Cellular-resolution multi-region optical recording of neural activity with wide-field two-photon microscopy

Period of Performance: 09/23/2015 - 03/22/2016

$225K

Phase 1 SBIR

Recipient Firm

Vidrio Technologies, LLC
ASHBURN, VA 20147
Principal Investigator

Abstract

DESCRIPTION (provided by applicant): Objectives and optics for are rapidly evolving to allow wider and wider FOVs for two photon laser scanning microscopes (2PLSM). This development introduces a new challenge: point-by- point raster scanning over the entirety of the FOV requires the experimenter to sacrifice either single-cell sensitivity (because of faster scanning rates required to cover the larger field in the same amount of time) or temporal resolution (because of scanning at the same speed and thus taking longer to cover the FOV), or both. This tradeoff will be a major pain point for neuroscience labs moving to wide-FOV 2PLSM, and a major hindrance to harvesting the scientific benefits of wide-FOV 2PLSM. Current 2PLSM systems use two scanners in series;either two galvanometer based scanners or an 8-12kHz resonant scanner paired with a galvanometer scanner. Such scanner combinations allow addressable X-Y point-by-point laser scanning at video rates for small FOV. For larger FOV it is desirable to divide the FOV into smaller regions of interest to achieve higher scanning rates that retain cellular resolution and sensitivity.
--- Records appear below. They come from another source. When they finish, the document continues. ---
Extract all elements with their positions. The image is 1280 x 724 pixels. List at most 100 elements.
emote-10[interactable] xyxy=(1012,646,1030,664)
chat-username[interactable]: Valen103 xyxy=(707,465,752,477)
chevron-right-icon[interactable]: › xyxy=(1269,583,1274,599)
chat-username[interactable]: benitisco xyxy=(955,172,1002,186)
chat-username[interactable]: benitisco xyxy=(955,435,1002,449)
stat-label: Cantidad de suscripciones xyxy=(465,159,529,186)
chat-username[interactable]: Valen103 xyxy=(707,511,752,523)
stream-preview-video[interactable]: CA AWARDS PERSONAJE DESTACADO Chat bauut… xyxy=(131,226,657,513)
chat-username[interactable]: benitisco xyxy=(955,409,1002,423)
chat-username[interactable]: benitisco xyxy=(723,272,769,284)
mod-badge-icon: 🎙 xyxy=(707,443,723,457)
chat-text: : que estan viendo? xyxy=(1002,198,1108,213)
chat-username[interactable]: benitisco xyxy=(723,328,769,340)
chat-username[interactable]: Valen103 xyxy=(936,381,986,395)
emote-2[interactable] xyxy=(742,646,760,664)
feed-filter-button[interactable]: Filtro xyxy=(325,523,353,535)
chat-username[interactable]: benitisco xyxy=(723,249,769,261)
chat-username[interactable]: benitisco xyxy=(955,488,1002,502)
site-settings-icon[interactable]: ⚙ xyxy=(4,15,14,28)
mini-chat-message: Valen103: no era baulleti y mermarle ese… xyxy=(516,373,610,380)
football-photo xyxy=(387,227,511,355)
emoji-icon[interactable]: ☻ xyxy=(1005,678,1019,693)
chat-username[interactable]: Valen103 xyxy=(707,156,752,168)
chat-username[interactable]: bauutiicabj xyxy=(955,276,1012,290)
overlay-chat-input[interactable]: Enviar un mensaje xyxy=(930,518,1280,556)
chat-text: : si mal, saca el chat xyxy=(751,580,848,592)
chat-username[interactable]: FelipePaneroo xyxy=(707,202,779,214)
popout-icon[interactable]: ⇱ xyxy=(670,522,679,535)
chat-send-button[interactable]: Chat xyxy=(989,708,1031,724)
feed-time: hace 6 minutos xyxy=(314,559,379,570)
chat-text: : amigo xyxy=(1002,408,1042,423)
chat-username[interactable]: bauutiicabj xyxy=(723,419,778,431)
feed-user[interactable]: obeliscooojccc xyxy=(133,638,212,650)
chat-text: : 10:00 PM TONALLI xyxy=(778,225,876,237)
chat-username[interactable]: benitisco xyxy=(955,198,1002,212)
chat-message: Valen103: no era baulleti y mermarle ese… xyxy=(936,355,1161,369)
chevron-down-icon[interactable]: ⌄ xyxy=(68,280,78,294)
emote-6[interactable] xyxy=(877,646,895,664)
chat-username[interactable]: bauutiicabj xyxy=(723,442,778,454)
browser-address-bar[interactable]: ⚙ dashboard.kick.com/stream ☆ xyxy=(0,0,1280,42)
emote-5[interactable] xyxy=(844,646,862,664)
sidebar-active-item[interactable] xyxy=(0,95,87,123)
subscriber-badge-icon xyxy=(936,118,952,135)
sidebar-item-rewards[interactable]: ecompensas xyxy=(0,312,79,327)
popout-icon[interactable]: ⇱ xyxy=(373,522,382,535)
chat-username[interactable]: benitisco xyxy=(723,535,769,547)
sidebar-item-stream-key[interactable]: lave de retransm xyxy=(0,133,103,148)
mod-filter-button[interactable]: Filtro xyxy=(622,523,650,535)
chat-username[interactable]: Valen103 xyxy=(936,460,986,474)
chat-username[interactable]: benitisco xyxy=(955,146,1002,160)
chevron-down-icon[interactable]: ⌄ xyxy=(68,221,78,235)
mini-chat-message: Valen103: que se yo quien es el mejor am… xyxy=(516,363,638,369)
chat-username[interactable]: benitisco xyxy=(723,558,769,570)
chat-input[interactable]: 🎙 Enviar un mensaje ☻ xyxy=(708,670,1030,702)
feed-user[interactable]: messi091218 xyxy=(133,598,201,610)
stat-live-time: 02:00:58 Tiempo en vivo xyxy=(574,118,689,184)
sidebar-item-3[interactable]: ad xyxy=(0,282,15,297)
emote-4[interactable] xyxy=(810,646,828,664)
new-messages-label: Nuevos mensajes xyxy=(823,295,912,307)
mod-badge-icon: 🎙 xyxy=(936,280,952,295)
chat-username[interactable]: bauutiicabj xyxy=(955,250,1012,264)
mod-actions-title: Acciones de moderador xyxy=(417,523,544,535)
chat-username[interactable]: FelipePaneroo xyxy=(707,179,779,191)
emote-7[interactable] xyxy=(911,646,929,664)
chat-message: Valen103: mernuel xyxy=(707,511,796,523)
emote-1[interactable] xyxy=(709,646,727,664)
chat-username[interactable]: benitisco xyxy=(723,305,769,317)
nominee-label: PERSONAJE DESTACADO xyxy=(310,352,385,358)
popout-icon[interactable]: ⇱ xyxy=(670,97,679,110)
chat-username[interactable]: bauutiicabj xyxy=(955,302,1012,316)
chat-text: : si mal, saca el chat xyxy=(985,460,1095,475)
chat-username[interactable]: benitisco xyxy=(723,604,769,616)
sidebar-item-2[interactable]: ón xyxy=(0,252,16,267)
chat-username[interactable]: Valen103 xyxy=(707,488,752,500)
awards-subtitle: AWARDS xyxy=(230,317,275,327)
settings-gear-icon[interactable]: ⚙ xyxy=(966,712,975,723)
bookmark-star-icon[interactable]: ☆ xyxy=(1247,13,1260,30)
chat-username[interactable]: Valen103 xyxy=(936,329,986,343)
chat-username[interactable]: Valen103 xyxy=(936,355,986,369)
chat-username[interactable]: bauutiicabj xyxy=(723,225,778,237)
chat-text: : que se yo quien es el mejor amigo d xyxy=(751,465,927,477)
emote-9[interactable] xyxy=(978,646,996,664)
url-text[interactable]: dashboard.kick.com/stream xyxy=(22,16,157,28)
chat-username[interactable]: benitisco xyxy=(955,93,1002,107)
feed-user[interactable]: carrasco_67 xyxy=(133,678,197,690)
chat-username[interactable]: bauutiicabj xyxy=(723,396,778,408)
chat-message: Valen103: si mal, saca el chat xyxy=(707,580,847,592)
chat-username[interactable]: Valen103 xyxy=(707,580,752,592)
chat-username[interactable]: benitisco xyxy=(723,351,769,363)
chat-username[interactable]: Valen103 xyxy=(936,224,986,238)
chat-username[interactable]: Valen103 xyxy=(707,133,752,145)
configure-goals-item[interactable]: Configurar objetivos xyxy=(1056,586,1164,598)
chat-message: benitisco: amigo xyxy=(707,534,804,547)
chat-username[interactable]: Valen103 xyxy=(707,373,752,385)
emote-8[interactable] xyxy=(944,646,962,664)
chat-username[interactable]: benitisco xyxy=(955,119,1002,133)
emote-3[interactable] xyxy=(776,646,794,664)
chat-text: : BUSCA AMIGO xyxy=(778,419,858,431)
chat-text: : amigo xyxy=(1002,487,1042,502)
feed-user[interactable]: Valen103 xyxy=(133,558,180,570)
The work described in this proposal will produce a nove 2PLSM three scanner hardware solution that will help address this challenge. Combining a resonant (R) scanner with a galvanometer scanner (G) pair provides a means to perform faster scans in arbitrary rectangular regions of interest within a FOV. Vidrio Technologies'patent pending RGG scanning assembly will be a compact, plug-and-play system that will easily integrate into existing 2PLSM systems. The software required to drive this new scanner assembly will be added to Vidrio's existing and popular 2PLSM imaging software ScanImage. The multi-region of interest imaging approach we describe, is designed to scale up with the rapidly expanding reach of 2PLSM cellular resolution brain activity imaging thus providing a long term solution for large FOV imaging.